Using satellites to help reduce leakage by 15%

Water companies have all agreed with the regulator, Ofwat, that they will reduce leakage levels by at least 15% through AMP7. While entirely possible, this will take a huge effort and it’s clear that a change in strategy could be required.

Will doing more of the same be enough?

Historically leakage levels have mostly been maintained by several activities; ‘boots on the ground’, the management of DMA nightlines and acoustic logging, which in most cases have been adequate to maintain pre AMP7 levels. The challenge will be to reduce leakage levels from a relatively low starting point and then reduce leakage levels by another 15%; maybe something different will be required?

Something different – Satellite Leak Detection: what is it?

Images acquired by a Synthetic Aperture Radar (SAR), mounted on a satellite orbiting at 630km above earth, are analysed to detect underground leaks in water systems.
The satellite-based methodology is a pre-location tool, that combined with current acoustic detection methods, significantly increases efficiency and effectiveness in pin-pointing leaks.
The information is provided periodically, presented as a web or mobile graphic leakage report containing the locations of suspected leaks.

How did it start?

The idea of using remote sensing to find underground water started at the Hebrew University, Jerusalem. An Israeli scientist was conducting research for his thesis in P-band SAR applicability and performance for Mars and Venus exploration: imaging subsurface geology and detecting shallow moisture.

From that, the technology was adapted for locating underground water on Earth, helping reduce NRW around the world.

Technology maturity

Satellite leak detection was first introduced in the UK in 2017 by SUEZ, in conjunction with technology partner, ASTERRA. In the first two years several major water utilities conducted trials, initially to verify the technology and then to assess its commercial value and ROI. In 2019, large projects covering thousands of kilometres of pipes were executed and the first ‘multi-annual entire network’ contract was signed.

The ASTERRA Recover solution for satellite leak detection takes advantage of two physical characteristics of SAR operating in the L frequency band:

• Sub-surface penetration
• Sensitivity to dielectric constant

ASTERRA developed and patented its algorithm to analyse imagery acquired by the SAR to identify leaks at relative high accuracy and special precision.

The algorithm has two phases, noise filtering and pixel analysis, to check whether it contains water (dielectric constant = 80).
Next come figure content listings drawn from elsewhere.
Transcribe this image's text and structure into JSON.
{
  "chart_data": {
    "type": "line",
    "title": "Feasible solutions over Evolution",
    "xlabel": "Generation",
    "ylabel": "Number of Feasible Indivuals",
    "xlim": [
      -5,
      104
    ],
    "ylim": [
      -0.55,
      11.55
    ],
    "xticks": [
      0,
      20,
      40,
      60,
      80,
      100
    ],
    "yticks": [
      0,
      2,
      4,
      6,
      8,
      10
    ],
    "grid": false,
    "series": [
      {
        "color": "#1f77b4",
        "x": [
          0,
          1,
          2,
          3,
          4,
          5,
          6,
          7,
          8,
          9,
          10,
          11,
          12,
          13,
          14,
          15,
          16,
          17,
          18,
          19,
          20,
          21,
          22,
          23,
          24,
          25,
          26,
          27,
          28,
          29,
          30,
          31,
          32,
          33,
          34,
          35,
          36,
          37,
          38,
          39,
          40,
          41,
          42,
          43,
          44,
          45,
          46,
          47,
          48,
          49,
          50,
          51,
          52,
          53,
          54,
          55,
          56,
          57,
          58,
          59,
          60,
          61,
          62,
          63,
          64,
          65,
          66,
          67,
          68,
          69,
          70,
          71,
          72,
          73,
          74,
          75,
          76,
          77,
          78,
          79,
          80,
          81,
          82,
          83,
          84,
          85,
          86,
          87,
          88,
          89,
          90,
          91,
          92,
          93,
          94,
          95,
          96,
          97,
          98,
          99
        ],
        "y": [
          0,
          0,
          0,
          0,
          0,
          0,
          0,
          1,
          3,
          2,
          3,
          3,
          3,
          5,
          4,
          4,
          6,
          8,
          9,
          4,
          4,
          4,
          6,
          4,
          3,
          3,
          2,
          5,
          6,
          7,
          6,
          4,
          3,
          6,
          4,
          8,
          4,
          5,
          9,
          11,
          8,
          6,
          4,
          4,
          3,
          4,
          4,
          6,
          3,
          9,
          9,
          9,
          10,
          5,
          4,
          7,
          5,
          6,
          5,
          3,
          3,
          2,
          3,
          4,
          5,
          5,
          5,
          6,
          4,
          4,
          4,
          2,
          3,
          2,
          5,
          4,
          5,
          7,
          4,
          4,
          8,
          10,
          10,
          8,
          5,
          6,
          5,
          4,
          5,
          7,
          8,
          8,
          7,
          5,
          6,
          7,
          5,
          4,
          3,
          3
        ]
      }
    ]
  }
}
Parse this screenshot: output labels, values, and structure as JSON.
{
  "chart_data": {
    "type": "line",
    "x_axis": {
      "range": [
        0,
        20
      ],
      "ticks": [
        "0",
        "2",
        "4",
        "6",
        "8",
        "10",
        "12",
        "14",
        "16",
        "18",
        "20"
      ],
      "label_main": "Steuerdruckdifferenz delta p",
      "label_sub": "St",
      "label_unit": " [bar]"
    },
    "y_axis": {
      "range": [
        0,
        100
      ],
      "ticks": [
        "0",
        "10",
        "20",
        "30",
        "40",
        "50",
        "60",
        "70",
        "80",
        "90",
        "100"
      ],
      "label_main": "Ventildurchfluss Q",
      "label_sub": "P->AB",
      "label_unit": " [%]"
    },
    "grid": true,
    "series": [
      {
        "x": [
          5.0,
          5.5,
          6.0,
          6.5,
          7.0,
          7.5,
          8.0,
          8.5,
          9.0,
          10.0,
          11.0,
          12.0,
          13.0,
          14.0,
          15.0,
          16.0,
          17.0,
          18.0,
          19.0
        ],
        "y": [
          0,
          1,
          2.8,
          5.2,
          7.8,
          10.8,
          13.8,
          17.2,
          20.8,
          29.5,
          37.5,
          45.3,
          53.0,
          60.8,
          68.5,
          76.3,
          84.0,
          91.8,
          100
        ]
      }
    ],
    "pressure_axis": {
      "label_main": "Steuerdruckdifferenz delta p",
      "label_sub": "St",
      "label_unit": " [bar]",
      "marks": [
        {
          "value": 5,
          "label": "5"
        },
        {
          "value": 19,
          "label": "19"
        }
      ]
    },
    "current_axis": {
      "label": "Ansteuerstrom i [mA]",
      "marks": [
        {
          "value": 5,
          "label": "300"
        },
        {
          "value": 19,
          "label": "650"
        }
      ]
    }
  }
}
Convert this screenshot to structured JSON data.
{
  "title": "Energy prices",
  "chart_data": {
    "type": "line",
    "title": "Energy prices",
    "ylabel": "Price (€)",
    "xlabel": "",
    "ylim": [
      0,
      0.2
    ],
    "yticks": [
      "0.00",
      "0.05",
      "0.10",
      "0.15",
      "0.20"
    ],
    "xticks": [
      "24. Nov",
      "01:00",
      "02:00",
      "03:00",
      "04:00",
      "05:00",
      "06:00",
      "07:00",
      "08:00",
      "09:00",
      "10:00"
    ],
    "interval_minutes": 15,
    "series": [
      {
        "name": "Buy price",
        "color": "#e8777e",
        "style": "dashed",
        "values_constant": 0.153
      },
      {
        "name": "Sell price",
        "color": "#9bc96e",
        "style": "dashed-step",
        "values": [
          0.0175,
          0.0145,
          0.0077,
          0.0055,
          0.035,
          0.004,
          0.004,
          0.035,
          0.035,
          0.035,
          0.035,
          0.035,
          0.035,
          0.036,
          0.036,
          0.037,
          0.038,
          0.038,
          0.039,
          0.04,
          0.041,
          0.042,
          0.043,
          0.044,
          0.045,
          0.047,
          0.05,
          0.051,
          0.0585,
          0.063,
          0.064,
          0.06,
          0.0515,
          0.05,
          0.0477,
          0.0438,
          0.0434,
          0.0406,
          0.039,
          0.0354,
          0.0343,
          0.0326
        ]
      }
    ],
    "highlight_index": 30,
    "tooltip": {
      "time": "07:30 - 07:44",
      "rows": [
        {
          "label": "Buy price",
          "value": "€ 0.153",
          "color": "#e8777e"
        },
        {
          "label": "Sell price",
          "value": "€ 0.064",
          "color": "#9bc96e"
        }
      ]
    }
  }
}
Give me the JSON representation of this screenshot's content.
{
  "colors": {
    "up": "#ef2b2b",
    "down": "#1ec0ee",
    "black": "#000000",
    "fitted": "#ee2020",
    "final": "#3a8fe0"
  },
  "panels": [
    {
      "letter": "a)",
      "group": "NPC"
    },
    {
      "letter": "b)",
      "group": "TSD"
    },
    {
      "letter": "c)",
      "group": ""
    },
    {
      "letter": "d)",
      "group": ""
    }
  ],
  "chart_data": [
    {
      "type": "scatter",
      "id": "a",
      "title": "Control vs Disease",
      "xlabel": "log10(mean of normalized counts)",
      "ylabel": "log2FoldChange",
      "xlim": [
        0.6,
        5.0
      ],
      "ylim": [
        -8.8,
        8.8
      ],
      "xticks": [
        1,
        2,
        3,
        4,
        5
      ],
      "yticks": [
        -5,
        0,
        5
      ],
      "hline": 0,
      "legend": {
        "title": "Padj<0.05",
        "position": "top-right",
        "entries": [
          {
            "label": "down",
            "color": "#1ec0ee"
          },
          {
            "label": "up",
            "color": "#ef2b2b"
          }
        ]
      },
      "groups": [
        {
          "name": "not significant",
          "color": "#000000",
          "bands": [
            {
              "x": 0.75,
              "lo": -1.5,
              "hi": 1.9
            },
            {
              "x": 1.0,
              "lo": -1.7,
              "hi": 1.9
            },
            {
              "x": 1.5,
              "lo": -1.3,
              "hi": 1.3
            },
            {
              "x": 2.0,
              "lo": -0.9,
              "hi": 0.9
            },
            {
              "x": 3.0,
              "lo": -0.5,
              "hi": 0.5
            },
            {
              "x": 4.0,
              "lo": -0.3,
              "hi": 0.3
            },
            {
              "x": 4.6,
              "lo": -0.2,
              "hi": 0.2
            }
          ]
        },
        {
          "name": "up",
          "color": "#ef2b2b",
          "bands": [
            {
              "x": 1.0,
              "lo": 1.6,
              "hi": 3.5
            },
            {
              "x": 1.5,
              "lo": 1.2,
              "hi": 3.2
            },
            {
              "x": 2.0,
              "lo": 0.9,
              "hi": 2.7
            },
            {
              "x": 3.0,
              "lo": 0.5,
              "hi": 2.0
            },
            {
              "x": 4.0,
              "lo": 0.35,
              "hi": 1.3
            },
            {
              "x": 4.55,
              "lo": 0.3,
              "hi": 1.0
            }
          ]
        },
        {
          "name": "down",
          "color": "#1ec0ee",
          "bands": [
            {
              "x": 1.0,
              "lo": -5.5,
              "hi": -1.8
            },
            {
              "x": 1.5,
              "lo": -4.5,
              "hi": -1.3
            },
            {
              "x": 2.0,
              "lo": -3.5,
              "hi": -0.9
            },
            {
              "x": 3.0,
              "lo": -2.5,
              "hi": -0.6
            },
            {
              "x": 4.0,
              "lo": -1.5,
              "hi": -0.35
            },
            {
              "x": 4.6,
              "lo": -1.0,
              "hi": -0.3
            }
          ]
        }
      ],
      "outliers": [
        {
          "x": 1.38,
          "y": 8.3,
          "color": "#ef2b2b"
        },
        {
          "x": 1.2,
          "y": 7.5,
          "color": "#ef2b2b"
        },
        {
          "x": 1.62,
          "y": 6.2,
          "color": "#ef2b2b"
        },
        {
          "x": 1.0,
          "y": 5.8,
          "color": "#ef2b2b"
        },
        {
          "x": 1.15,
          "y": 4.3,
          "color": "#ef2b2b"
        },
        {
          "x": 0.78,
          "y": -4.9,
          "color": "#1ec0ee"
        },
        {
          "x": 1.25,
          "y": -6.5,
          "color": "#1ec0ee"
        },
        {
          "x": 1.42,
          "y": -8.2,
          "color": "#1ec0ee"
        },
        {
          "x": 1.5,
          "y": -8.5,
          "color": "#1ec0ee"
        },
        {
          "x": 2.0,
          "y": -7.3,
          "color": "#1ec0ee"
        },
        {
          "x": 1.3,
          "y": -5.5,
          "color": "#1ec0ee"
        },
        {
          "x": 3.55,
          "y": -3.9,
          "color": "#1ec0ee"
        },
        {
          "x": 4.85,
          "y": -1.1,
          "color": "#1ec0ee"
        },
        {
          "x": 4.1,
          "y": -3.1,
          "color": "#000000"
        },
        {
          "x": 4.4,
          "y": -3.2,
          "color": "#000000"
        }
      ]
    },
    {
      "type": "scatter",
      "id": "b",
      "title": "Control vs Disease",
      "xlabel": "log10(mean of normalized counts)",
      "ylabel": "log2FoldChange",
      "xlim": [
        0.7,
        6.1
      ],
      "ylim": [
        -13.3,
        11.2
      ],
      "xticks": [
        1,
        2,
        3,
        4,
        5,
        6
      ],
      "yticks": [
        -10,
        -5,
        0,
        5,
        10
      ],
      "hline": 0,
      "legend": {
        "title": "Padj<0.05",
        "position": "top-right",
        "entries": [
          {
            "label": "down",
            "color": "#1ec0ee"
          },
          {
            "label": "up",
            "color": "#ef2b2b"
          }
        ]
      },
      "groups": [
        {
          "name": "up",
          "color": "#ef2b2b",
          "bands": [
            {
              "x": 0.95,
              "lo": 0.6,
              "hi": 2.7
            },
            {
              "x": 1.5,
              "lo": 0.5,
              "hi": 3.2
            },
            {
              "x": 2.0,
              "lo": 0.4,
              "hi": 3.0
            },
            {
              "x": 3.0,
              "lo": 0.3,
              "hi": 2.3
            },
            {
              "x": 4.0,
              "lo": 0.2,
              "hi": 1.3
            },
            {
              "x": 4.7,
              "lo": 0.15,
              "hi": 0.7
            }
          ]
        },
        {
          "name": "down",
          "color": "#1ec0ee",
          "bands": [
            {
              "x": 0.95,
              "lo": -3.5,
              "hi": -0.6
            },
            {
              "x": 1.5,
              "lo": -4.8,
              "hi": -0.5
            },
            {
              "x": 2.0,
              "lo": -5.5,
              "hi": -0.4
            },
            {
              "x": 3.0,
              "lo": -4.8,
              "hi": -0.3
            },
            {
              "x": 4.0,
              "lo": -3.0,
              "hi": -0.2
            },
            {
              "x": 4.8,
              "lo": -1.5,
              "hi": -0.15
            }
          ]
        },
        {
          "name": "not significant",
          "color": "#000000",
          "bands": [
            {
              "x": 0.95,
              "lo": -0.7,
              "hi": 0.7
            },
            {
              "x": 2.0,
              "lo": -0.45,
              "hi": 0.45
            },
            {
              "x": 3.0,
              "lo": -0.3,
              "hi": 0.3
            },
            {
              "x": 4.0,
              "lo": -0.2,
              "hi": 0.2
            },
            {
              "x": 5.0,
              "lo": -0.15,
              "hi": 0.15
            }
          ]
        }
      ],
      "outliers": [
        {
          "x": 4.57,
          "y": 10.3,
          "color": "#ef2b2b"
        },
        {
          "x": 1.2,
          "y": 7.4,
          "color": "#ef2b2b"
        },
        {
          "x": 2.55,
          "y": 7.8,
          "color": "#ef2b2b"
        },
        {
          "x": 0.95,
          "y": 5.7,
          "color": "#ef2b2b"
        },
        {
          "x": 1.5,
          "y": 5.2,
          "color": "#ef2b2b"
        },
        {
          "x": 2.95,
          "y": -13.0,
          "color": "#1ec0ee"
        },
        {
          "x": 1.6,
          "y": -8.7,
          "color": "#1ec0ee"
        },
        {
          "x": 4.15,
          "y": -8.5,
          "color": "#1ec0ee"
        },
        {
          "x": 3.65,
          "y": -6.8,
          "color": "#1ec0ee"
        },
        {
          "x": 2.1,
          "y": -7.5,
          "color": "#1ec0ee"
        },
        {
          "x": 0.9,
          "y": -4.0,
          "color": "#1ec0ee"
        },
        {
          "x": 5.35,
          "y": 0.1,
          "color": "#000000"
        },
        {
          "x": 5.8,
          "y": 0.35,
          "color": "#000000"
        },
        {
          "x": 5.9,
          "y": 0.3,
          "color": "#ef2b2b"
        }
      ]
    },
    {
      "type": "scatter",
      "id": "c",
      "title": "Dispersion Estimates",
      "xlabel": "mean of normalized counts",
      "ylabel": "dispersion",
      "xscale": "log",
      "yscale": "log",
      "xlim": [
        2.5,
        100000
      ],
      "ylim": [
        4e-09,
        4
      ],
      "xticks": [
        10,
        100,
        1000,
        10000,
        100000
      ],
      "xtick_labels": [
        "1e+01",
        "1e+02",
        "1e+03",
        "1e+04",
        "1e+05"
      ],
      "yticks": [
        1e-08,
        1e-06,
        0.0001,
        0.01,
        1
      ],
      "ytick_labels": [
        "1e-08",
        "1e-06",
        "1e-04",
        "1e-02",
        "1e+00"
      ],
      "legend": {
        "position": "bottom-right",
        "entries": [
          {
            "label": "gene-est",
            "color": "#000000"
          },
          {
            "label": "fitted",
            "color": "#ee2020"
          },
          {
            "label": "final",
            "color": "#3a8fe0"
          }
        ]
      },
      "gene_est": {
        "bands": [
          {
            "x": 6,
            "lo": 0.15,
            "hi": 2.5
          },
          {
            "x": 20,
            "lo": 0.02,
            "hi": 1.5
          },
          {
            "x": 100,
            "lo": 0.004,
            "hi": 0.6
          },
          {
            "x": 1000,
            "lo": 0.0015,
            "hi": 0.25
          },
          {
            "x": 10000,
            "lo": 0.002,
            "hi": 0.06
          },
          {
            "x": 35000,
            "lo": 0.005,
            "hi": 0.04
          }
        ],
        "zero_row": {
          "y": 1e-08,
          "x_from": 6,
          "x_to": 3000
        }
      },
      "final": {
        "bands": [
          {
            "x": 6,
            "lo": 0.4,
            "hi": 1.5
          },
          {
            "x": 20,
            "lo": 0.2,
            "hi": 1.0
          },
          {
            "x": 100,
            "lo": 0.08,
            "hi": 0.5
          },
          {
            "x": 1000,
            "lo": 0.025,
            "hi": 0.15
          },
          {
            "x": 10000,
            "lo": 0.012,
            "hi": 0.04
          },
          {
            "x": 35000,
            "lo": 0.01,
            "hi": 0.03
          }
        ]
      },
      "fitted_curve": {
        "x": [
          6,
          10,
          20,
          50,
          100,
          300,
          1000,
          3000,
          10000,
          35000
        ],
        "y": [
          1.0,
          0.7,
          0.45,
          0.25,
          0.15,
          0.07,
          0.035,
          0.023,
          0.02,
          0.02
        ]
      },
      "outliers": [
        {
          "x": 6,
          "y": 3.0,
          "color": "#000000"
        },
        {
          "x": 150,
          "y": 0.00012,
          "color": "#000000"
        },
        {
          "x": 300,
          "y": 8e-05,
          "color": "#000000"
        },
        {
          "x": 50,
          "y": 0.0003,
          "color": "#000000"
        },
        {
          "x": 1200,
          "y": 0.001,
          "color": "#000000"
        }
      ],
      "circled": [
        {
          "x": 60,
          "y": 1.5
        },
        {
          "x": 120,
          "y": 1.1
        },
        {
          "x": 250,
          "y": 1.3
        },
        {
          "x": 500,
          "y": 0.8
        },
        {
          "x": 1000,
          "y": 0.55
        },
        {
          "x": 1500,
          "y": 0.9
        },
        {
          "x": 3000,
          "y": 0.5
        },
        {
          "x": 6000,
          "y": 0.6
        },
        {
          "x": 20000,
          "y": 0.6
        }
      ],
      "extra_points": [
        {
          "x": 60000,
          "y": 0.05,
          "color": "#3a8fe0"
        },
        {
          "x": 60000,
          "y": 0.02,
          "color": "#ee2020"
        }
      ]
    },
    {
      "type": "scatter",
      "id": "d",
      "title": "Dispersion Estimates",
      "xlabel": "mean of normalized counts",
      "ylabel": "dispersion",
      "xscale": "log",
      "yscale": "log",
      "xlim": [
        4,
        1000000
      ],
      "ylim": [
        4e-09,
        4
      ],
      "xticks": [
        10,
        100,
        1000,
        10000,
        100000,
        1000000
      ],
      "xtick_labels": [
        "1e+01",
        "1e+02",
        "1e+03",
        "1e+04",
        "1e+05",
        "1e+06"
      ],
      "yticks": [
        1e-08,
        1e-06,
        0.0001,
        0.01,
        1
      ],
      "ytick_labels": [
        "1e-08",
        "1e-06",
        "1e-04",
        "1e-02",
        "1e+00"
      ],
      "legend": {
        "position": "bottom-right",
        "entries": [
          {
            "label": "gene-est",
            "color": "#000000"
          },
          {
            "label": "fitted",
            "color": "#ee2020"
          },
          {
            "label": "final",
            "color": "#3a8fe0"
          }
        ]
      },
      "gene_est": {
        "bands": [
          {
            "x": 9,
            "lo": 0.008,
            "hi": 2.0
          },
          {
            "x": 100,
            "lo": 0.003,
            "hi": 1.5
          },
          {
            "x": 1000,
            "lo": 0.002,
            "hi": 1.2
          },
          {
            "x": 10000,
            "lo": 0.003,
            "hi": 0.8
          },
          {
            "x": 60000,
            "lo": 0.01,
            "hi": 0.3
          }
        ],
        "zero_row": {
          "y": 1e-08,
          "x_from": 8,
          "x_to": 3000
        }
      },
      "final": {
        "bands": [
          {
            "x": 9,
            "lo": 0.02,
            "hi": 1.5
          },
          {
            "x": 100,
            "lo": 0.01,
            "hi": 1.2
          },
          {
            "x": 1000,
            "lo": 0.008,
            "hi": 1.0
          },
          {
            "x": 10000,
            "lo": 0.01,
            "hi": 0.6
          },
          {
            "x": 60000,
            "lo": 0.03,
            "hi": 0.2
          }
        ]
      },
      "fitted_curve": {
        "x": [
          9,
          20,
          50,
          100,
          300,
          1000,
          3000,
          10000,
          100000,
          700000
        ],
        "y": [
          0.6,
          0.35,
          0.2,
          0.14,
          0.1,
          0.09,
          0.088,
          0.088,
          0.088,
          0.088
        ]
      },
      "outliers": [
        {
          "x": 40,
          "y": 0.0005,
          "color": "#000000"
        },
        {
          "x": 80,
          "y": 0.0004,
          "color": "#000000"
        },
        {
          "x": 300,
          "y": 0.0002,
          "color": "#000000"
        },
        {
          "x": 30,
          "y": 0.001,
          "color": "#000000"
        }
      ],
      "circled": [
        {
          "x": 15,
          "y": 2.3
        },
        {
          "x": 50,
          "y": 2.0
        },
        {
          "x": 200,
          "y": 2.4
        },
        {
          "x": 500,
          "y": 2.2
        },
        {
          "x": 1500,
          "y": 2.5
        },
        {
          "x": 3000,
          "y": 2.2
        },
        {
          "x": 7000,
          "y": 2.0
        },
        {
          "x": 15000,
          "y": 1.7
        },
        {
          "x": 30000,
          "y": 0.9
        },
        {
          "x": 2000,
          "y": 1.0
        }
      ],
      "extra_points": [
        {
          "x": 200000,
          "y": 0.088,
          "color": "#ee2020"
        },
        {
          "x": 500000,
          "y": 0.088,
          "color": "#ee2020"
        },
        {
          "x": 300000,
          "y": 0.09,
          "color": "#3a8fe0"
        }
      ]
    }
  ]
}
Pixels containing water are then georeferenced and presented on a map overlaid with customer GIS information (pipes location and material, DMAs boundaries, etc.)

Physical characteristics of L-Band SAR have been known for almost 60 years. It is also known that such a low frequency (1.3 GHz) generates very ‘noisy’ imagery and low spectral accuracy. Utilis’ algorithm overcomes these challenges and use machine learning to continuously improve and deliver leaks location within a 100 meters buffer.

Satellite leak detection is a pre-location solution to show where the leaks are, with accuracy mentioned above, and so leakage inspectors need to survey about 90% less pipes length to pin-point leaks.

Introducing new technologies into the UK water industry

The introduction of any new technology requires trust and belief. Once a technology has been accepted the company will need to adopt as business as usual, sounds easy but in reality changing the way people work or processes that have been developed over a number of years could, at best cause delay in implementation or worse case stop innovation in its tracks.

As with any new technology, satellite leak detection has developed and improved. It was clear from the early trials that managing a huge number of points of interest was going to be difficult. Introducing the App and dashboard allowed companies to manage the process much more easily and also gain valuable benchmarking data. This allows the utility companies to compare satellite leak detection to existing technologies and strategies.

SUEZ and ASTERRA deliver a number of points of interest for the utility company. What’s then required is a survey to pinpoint the actual location of the leak. This can be carried out by in-house water company technicians, trained by the SUEZ and Utilis experts.

To achieve the best results, it requires a dedicated resource that can fully focus on pinpointing leaks. Obviously this isn’t always possible with water companies’ other commitments. More recently SUEZ have been able to offer dedicated leak detection teams to carry out the pinpointing, allowing water companies to focus on the day to day activities of active leakage control.

How effective is it?

To illustrate its effectiveness, following a survey of 6000km of distribution and trunk mains pipework, one company achieved leakage savings of over 2 million litres per day at a cost of £180k per ML/d, which included the satellite leakage report, leak pinpointing and the repairs. The leaks were detected across all asset types (mains, customer, ferrule, valve, hydrant, etc), across all types of ground cover (tarmac, earth, concrete, brick, etc) and across all pipe materials.

Something different – Satellite Leak Detection

Satellite leak detection is a new way forward, a complementary technique that brings significant and cost effective leakage savings – just the ‘something different’ that is needed.